Here you go, someones (slightly horrid) basic layout of how it can work.
You do not have to run a local of Musicbrainz (I do - because I can, it removes API limits but its expensive in storage and data) just point to the public instance. Also you could do Headphones, but I moved away from that years ago and have had a much happier experience with Lidarr.
So Lidarr/NZBGet (or whatever you use) are pretty straight forward.
It gets complex with beets. Not that it is inherently complex, it just has an absolute shit ton of options. You want to start with a yaml config, and just get the feel of how it operates. There are lots of "howto's" online, but unfortunately "beets" is a way to simple search. So you need to beef it with some specifics related to ahem music.
The manual and github do have it well documented. I would suggest starting with a subset of your collection, and just tinkering, (move files from /home/a to /home/b, convert to mp3 and fix ID3). It comes together pretty quickly. But the configurables of beets is crazy (in a good way).
Other things like triggering scans from LMS etc, they are documented on their respective sites.
I'll fess up - its not immediately for the faint hearted, but its probably not that hard for most people - who actually read documents and learn.

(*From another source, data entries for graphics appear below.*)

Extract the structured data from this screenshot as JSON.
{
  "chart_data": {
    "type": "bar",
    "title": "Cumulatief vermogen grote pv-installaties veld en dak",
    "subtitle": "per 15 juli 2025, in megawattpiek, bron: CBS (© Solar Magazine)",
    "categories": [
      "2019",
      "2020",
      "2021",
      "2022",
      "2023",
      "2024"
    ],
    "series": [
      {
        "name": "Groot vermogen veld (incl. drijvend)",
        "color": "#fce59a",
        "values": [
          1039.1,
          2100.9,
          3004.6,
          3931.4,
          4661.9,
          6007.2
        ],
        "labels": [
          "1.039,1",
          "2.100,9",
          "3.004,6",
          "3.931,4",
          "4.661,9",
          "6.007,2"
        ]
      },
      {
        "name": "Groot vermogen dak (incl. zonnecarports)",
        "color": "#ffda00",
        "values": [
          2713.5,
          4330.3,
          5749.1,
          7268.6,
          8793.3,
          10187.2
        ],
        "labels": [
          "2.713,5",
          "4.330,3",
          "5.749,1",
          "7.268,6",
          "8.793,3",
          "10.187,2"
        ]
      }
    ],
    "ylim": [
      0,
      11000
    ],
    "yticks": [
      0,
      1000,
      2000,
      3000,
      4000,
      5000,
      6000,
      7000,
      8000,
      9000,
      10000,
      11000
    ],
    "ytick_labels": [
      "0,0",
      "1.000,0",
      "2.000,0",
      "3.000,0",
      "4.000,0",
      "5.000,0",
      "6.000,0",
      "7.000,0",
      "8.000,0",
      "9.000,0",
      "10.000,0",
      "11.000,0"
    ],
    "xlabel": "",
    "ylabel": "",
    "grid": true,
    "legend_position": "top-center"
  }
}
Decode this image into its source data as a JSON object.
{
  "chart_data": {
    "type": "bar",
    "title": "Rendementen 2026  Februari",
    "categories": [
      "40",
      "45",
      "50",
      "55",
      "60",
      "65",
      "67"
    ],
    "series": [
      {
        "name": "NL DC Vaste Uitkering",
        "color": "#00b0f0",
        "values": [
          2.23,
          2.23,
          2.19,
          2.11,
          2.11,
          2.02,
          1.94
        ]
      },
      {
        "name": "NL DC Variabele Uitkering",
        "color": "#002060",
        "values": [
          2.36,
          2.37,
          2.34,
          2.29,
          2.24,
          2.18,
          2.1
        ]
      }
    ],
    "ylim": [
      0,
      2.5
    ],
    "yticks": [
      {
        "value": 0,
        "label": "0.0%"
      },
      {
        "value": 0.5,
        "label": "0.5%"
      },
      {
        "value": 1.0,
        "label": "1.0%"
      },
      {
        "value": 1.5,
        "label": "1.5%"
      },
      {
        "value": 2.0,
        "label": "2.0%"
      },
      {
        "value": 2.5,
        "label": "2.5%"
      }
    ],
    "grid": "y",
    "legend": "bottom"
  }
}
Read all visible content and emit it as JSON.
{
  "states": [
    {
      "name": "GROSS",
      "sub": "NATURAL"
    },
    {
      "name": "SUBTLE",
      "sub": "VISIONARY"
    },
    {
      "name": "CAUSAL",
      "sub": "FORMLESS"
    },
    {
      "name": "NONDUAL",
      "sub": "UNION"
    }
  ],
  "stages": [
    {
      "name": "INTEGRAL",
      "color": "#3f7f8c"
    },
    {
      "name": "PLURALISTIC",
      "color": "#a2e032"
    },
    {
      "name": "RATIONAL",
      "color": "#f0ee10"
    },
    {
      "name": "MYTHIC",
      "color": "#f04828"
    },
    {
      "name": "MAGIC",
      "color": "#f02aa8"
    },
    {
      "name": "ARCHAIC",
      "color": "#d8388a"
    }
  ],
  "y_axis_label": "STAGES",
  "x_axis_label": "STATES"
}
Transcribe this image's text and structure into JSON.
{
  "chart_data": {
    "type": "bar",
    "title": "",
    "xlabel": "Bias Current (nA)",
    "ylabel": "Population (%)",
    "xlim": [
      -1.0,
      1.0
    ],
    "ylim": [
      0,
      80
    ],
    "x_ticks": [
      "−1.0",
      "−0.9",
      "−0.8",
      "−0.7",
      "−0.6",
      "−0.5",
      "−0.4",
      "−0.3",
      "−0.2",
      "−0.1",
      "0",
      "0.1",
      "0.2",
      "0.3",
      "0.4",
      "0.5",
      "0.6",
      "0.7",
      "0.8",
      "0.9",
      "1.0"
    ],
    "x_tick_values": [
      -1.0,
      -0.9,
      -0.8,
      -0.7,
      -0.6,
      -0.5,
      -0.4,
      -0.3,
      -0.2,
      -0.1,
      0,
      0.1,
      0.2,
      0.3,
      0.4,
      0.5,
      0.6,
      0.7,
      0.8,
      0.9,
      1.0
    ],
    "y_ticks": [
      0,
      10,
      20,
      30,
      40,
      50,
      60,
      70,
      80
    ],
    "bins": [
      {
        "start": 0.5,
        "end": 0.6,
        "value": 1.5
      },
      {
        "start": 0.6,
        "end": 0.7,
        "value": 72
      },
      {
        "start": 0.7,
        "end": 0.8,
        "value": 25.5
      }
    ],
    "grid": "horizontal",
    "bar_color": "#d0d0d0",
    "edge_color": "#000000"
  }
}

Lidarr for most, soulseek (slskd) for anything Lidarr can't get in FLAC
I literally make a Spotify playlist then run it through a website that lets me download metadata and a MP3 of the song (usually it's from YouTube). I usually look on Bandcamp for albums I like tho because .flac sounds slightly better.
I like SoulSeek, not sure if they have a grabber?
Nicotine+ to grab what I want, EasyTAG to edit metadata, move the files to my self hosted instance of Ampache which I can then access either with SublimeMusic on desktop or SubStreamer on my phone if I'm traveling.
If you just want to download music, nothing can beat Soulseek.
free-mp3-download.net is the best. It rips FLACs directly from Deezer.
Qobuz-dl.
I'm not a big fan of the -arr suite so I use Headphones.
Any reason why?
I don't support the .NET Framework
which is a dependency of most (all?) of the -arr suite. It's a fairly divisive and niche argument so I didn't bring it up initially, but I try to reduce my reliance on proprietary software and hardware as much as possible.
Understandable. Have a good day.
Onthespot is awesome
Seal to download from YouTube on Android and then I just use vlc to listen to them
Spot-dl
Install with pipx
Soulseek (nicotine+) and Slavart on divolt (FLAC files from Deezer and Qobuz).